Don't Give Fonts Point Sizes, Do use the font-size keywords
This is related somewhat to the "Less Is More" section. If you define the point-size of every single font you use, then there is no freedom for the reader to customize the page. Maybe the reader has bad eyesight and wants to crank up the font sizes to maximum: but if you have set the font size of body text to be 10 points, then they can't do that. Instead, set the font size of body text to be "medium" (which is what it is, accorting to the standards). Then you can set the other fonts to be larger or smaller than that, using the font-size keywords such as "small", "large", "x-large" and so on.
The beauty of this is that many browsers allow the user to set the size of what "medium" means, and thus they can make all the fonts in the page proportionally larger or smaller depending on what they choose for that setting.
One can also use percentages for font sizes. These, too, are better than setting an absolute point size.
Another thing that one can use is "em" sizes -- which are like percentages, only it's related to the size of the parent font.

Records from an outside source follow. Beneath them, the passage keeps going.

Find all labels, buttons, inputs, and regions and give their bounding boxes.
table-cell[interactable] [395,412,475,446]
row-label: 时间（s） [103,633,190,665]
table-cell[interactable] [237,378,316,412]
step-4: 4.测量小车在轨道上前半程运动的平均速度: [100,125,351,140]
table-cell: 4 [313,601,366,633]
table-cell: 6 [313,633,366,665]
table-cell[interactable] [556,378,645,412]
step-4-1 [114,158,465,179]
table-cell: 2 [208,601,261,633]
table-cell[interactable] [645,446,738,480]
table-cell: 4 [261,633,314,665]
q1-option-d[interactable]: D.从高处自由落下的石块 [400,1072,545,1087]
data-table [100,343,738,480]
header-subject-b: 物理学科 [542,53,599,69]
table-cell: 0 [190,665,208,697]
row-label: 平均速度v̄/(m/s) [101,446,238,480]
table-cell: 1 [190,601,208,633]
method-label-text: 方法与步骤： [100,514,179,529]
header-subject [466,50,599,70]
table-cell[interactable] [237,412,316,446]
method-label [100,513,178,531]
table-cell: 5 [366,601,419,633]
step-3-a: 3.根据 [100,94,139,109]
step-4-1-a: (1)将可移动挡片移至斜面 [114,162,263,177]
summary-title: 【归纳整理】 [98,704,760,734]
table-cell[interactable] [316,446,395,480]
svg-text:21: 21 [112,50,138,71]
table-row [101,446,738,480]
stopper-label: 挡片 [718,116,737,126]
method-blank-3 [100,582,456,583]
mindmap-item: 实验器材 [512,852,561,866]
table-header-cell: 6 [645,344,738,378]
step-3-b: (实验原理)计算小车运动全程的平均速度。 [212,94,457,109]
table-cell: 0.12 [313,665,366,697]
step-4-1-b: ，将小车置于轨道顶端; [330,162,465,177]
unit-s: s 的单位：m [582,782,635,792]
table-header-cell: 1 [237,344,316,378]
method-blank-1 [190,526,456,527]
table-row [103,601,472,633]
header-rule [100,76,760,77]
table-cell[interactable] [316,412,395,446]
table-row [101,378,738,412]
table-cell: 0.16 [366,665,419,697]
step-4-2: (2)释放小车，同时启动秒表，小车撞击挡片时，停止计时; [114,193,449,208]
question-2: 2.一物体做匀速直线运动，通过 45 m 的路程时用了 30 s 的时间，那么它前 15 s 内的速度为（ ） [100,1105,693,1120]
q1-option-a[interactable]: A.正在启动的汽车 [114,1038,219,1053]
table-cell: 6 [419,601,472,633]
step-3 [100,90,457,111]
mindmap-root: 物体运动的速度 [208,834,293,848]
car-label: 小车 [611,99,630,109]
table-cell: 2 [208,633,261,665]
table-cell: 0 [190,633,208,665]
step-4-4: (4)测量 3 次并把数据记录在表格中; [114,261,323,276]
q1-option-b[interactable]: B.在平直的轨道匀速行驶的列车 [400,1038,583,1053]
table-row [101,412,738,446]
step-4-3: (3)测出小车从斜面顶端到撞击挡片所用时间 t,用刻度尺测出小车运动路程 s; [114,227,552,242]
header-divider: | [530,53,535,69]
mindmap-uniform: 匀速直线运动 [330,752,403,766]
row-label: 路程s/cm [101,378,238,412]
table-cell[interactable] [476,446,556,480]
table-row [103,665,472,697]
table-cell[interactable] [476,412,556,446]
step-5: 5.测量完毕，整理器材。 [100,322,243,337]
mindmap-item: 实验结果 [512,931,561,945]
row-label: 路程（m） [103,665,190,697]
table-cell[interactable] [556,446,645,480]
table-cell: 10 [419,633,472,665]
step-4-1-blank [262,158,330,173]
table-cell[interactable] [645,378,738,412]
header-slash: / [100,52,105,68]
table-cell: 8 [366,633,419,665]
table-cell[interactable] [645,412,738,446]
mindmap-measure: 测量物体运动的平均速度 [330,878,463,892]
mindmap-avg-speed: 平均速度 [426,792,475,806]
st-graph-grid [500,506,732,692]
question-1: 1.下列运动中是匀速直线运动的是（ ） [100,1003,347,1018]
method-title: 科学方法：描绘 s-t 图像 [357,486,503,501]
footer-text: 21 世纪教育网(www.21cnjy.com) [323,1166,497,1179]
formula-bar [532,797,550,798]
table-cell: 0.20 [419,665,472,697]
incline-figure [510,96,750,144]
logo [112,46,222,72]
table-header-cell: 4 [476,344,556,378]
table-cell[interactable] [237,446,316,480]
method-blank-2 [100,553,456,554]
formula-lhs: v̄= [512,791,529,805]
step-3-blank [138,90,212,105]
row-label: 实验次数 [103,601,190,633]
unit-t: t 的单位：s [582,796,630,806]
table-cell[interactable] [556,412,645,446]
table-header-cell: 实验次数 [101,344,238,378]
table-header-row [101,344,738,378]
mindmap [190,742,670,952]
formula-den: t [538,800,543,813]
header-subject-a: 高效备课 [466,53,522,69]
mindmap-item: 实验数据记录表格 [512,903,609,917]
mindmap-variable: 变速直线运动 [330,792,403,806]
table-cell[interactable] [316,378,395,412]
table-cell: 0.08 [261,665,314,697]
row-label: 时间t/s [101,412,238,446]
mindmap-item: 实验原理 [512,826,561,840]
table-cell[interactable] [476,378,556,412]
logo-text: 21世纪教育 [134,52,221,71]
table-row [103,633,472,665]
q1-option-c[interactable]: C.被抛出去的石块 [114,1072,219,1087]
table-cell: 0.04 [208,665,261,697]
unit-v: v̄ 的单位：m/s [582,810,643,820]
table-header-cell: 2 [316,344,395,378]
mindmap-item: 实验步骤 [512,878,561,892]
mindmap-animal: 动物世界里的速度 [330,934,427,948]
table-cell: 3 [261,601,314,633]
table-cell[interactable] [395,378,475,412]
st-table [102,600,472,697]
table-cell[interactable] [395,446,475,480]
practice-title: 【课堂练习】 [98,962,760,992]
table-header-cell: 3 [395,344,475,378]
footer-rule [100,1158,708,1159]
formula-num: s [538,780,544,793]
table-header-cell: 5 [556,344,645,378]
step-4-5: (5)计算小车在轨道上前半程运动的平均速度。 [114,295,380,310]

Structure, Structure, Structure
It is unfortunate that one of the most popular word-processors produces HTML which concentrates solely on appearance, and completely ignores structure. Appearance is what the page looks like, structure reveals what it means.
Now, you may think that it doesn't make a difference whether the text "My Page About Trains" is put in a paragraph marked as being bold and with a font-size of 150%, or whether it is put in a H1 element, because in either case, the reader will be able to figure out that it's a heading, but that will only be the case if they are looking at it in a graphical browser. Even if you only want to cater for graphical browsers (ignoring text-only browsers, blind people, and mobile phone browsers), there's another class of "reader" which you will be concerned about, and that's search engines.
Search engines aren't going to pay any attention to whether the text is in bold, or the font-size is 150%: the text has been declared as being inside a paragraph, so it is "obviously" only body-level text, not a heading. Tough if search engines weight words more when they're inside headings, this particular page won't have "trains" weighted as being an important word, because it isn't inside a heading element.
If in doubt, "what" before "how". Say what an element is, in preference to saying how it is displayed. Less is more. Separate content from design.
Alt for Images
There is one attribute of IMG elements which many people don't seem to know about, and that's the ALT attribute. This defines ALTernative text to be displayed when the image is not able to be displayed. This will happen when people are using text-only browsers, are surfing with images turned off for speed, or are blind people using text-to-speech programs. Now, if the image in question is just there to look pretty, then you could justifiably set the ALT attribute to an empty string "". But if, as often happens, the image is the "label" of a link, it is very important that there be some actual text associated with it, or the reader may not be able to click on the link at all!
(Take a look at for a CSS alternative to using "button" images for navbars.)
Don't assume the Reader has JavaScript, Do provide alternatives
Some pages have set up all their page-navigation to be done with clever JavaScript scripts, forgetting that
- not all browsers support JavaScript
- many readers turn off JavaScript for security reasons, or to avoid those extremely annoying pop-up advertisements
This doesn't mean you shouldn't use JavaScript at all, but it does mean that you should always provide plain ordinary links for navigation as well, as a fallback for readers that don't use JavaScript. Remember, reward, don't punish.